In action, it might seem like a bit of a fluke, but an onside kick requires a lot more than just luck.
The play is usually reserved for when a team is behind and needs the ball back quickly to try to score again.
Last week, however, the Roughriders called for the play a little earlier than it’s traditionally done – with a little more than five minutes left against the Eskimos.
Perhaps they wouldn’t have called for it at all, if it weren’t for the faith they had in kicker Tyler Crapigna.
“You can have all sorts of fancy schemes and ways to outnumber teams, but if you don’t have a kicker who is skilled in doing that touch kick, you’re kind of in trouble,” explained special teams coordinator Craig Dickenson.
So if the first step to a successful onside kick is having a kicker that can do one, the Riders have checked that box.

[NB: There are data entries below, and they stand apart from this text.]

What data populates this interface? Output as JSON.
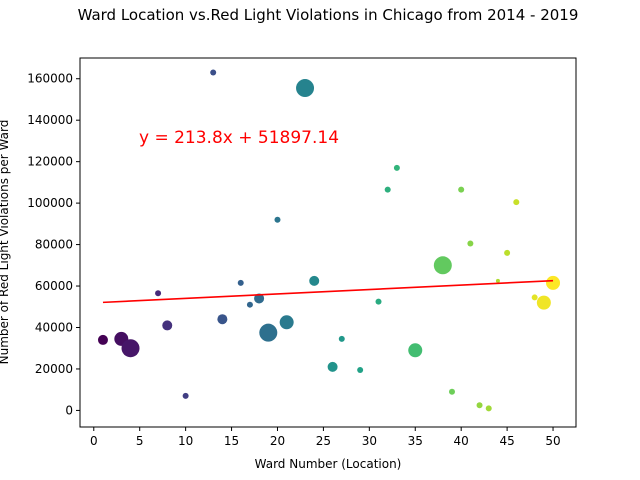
{
  "chart_data": {
    "type": "scatter",
    "title": "Ward Location vs.Red Light Violations in Chicago from 2014 - 2019",
    "xlabel": "Ward Number (Location)",
    "ylabel": "Number of Red Light Violations per Ward",
    "xlim": [
      -1.5,
      52.5
    ],
    "ylim": [
      -8000,
      170000
    ],
    "xticks": [
      "0",
      "5",
      "10",
      "15",
      "20",
      "25",
      "30",
      "35",
      "40",
      "45",
      "50"
    ],
    "yticks": [
      "0",
      "20000",
      "40000",
      "60000",
      "80000",
      "100000",
      "120000",
      "140000",
      "160000"
    ],
    "grid": false,
    "colormap": "viridis",
    "annotation": "y = 213.8x + 51897.14",
    "annotation_color": "#ff0000",
    "regression": {
      "slope": 213.8,
      "intercept": 51897.14,
      "x_range": [
        1,
        50
      ],
      "color": "#ff0000"
    },
    "points": [
      {
        "x": 1,
        "y": 34000,
        "size": 5
      },
      {
        "x": 3,
        "y": 34500,
        "size": 7
      },
      {
        "x": 4,
        "y": 30000,
        "size": 9
      },
      {
        "x": 7,
        "y": 56500,
        "size": 3
      },
      {
        "x": 8,
        "y": 41000,
        "size": 5
      },
      {
        "x": 10,
        "y": 7000,
        "size": 3
      },
      {
        "x": 13,
        "y": 163000,
        "size": 3
      },
      {
        "x": 14,
        "y": 44000,
        "size": 5
      },
      {
        "x": 16,
        "y": 61500,
        "size": 3
      },
      {
        "x": 17,
        "y": 51000,
        "size": 3
      },
      {
        "x": 18,
        "y": 54000,
        "size": 5
      },
      {
        "x": 19,
        "y": 37500,
        "size": 9
      },
      {
        "x": 20,
        "y": 92000,
        "size": 3
      },
      {
        "x": 21,
        "y": 42500,
        "size": 7
      },
      {
        "x": 23,
        "y": 155500,
        "size": 9
      },
      {
        "x": 24,
        "y": 62500,
        "size": 5
      },
      {
        "x": 26,
        "y": 21000,
        "size": 5
      },
      {
        "x": 27,
        "y": 34500,
        "size": 3
      },
      {
        "x": 29,
        "y": 19500,
        "size": 3
      },
      {
        "x": 31,
        "y": 52500,
        "size": 3
      },
      {
        "x": 32,
        "y": 106500,
        "size": 3
      },
      {
        "x": 33,
        "y": 117000,
        "size": 3
      },
      {
        "x": 35,
        "y": 29000,
        "size": 7
      },
      {
        "x": 38,
        "y": 70000,
        "size": 9
      },
      {
        "x": 39,
        "y": 9000,
        "size": 3
      },
      {
        "x": 40,
        "y": 106500,
        "size": 3
      },
      {
        "x": 41,
        "y": 80500,
        "size": 3
      },
      {
        "x": 42,
        "y": 2500,
        "size": 3
      },
      {
        "x": 43,
        "y": 1000,
        "size": 3
      },
      {
        "x": 44,
        "y": 62500,
        "size": 2
      },
      {
        "x": 45,
        "y": 76000,
        "size": 3
      },
      {
        "x": 46,
        "y": 100500,
        "size": 3
      },
      {
        "x": 48,
        "y": 54500,
        "size": 3
      },
      {
        "x": 49,
        "y": 52000,
        "size": 7
      },
      {
        "x": 50,
        "y": 61500,
        "size": 7
      }
    ]
  }
}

The next thing is to make sure the kicker hits it the right distance and at the right angle. CFL rules require the ball to travel 10 yards before the kicking team can receive the ball.
“I figure you’re aiming for about the 13 to 15 yard line,” Crapigna said after a day where it had been practiced several times.
Crapigna said he lines up like he does to kick a field goal, but then uses less power. He also aims to put some height on it.
“Most of these guys are pretty fast in this league, so it doesn’t really matter if you have too much height, but the more height the better to evade blocks and get down field,” he said.
The next thing to consider is all the people who can get their hands on the ball. They’re literally called the hands team. As long as the ball travels 10 yards, every player on the kicking and receiving team can try to nab it.
“You need certain guys that are kind of your pluggers, guys that can go in and cause disruption and then you need some guys that can go up and catch the ball,” Dickenson said.
With all of the hands team on the field, the kicking team could end up with the football in two ways: either one of their players catch the ball or one of their players was the last to handle the ball before it goes out. Last Friday, that’s where Jordan Reaves, the 6’4″ Canadian defensive back and former university basketball player, came in. His history in basketball might have made him the the most perfectly suited player to bat a ball out of bounds. Something he did while nursing a shoulder injury.
“He did a nice job of going up and getting it, he actually wanted to go up with two hands, he couldn’t get that second hand up so ended up just tapping it out of bounds,” Dickenson said.
And while it’s true that anything can happen in the moments after an onside kick is set in motion, it doesn’t mean that Dickenson is just holding his breath and hoping for the best. The coaches will only call it when they’re pretty sure they’ll be successful.
“The main thing is we want to execute the play the way we practiced it and if we do that then our chances are pretty high to get it. We won’t call it if we don’t feel like we have 75-80 per cent chance of pulling it off.”
A lot of that comes back to faith in the kicker, which suits Crapigna just fine.
“That’s kind of my job title, being that guy in the clutch situations, to get that field goal when we need it or get that onside kick when we need it,” he said.
Dan Clark missed practice again on Thursday after leaving midway through practice on Wednesday. Head coach Chris Jones is trying out a few options at centre ahead of Saturday’s game.
The Roughrider offensive line has allowed just one sack in two games, Jones credits both Darian Durant’s reads and execution by the offence for the success, but he expects B.C. to be a bit more of a challenge. “B.C.’s got a great front … so we’ll have our hands full I’m sure.”
The Roughriders will do their walk through at 10:15 a.m. Friday. Game time is at 5 p.m. on Saturday.